They should probably edit the documentation and swap both solution so this one is the first one and not marked as an "alternative"
Thank you for sharing the solution. Please update the discussion by adding the tag "[Solved]" to the beginning of the subject of the first post. Happy Debian ! :-)
⢀⣴⠾⠻⢶⣦⠀
⣾⠁⢠⠒⠀⣿⡁ Debian - The universal operating system
⢿⡄⠘⠷⠚⠋⠀ https://www.debian.org
⠈⠳⣄⠀
Aki wrote: ↑2023-09-14 05:57
Thank you for sharing the solution. Please update the discussion by adding the tag "[Solved]" to the beginning of the subject of the first post. Happy Debian !
Thanks Aki! Shouldn't the documentation be updated for it to be considered solved? How can I submit a correction to the doc?
Aki wrote: ↑2023-09-14 05:57
Thank you for sharing the solution. Please update the discussion by adding the tag "[Solved]" to the beginning of the subject of the first post. Happy Debian ! :-)
Thanks Aki! Shouldn't the documentation be updated for it to be considered solved? How can I submit a correction to the doc?
I suggested to mark the discussion as "solved" since you "solved" your issue: the suspension message does not appear in ssh sessions.
The manual page for systemd-sleep.conf [1] already explains how to configure its parameters and systemd-sleep [2] explains the service. The documentation seems fine to me.
As already user @lindi pointed out in previous posts, you disabled the suspension service, but you didn't identified what triggers it. Perhaps this would merit further investigation on your part if you are interested. I'm not a gnome user, but a quick search landed here (as an example):
What is interesting is that when you upgrade from e.g. Debian 10 to 12 the system will suspend when you are reading changelogs or make decisions. The system is suspended without any warning! Without any message visible in SSH console. This is bad. VERY BAD. It made me drive to work today... I blamed UPS initially (mostly because I don't have a screen on this computer)... So that was "fun". Never would've thought this could be intentional (to suspend during upgrade I mean).

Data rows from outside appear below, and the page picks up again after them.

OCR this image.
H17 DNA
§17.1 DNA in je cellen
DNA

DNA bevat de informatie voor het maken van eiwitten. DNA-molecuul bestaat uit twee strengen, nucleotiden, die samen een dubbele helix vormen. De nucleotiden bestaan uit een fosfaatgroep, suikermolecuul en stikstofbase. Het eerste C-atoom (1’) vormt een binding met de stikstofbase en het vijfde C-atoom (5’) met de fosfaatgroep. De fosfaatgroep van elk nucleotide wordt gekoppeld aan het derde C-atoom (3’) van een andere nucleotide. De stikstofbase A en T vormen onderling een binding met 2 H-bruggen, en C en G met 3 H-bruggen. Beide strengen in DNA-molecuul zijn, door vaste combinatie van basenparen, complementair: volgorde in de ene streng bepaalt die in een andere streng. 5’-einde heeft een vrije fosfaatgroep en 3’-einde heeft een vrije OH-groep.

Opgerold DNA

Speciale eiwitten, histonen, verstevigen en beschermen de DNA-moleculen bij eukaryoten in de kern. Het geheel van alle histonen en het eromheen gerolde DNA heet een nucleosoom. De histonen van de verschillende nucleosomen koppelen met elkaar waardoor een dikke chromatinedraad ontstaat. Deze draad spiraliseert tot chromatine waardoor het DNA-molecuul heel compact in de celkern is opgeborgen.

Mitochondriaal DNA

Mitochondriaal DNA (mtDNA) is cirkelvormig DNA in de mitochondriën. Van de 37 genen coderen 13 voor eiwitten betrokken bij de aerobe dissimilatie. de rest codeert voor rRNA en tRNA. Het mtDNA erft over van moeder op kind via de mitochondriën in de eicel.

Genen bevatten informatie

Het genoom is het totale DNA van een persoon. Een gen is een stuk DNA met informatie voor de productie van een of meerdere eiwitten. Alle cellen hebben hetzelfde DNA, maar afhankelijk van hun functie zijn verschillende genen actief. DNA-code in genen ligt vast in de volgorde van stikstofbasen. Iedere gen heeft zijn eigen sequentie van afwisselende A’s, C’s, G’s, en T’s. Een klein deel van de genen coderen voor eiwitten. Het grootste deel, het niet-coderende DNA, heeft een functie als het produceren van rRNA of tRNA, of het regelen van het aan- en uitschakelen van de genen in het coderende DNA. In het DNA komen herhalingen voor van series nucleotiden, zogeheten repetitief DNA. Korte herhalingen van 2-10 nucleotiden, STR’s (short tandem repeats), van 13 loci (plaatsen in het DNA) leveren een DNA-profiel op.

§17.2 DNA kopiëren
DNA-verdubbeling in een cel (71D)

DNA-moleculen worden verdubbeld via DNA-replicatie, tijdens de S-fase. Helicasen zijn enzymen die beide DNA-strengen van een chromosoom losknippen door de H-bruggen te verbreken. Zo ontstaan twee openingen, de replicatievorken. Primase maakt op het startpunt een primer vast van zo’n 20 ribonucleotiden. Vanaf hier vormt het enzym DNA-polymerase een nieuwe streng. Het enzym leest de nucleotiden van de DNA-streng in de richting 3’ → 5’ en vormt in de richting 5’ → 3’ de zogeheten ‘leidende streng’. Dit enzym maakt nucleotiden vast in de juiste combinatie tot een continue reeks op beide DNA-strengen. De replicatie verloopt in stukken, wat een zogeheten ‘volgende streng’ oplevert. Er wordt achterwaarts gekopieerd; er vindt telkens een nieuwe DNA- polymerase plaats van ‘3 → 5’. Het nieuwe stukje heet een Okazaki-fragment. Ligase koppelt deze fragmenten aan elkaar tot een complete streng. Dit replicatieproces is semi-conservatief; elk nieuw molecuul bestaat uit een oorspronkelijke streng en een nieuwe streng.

When this happens during upgrade you seem to be able to join apt process (like `sudo apt full-upgrade`) by using:
Aki wrote: ↑2023-09-17 06:21
(...)
As already user @lindi pointed out in previous posts, you disabled the suspension service, but you didn't identified what triggers it. Perhaps this would merit further investigation on your part if you are interested. I'm not a gnome user, but a quick search landed here (as an example):
I'm not sure why you guys mention Gnome. I'm not using Gnome. The issue occurs when leaving the computer idle at login screen then doing remote login SSH session to the system. What additional investigation is needed? Adjusting the documentation seems to be the next step at this point. I updated the topic to [Solved].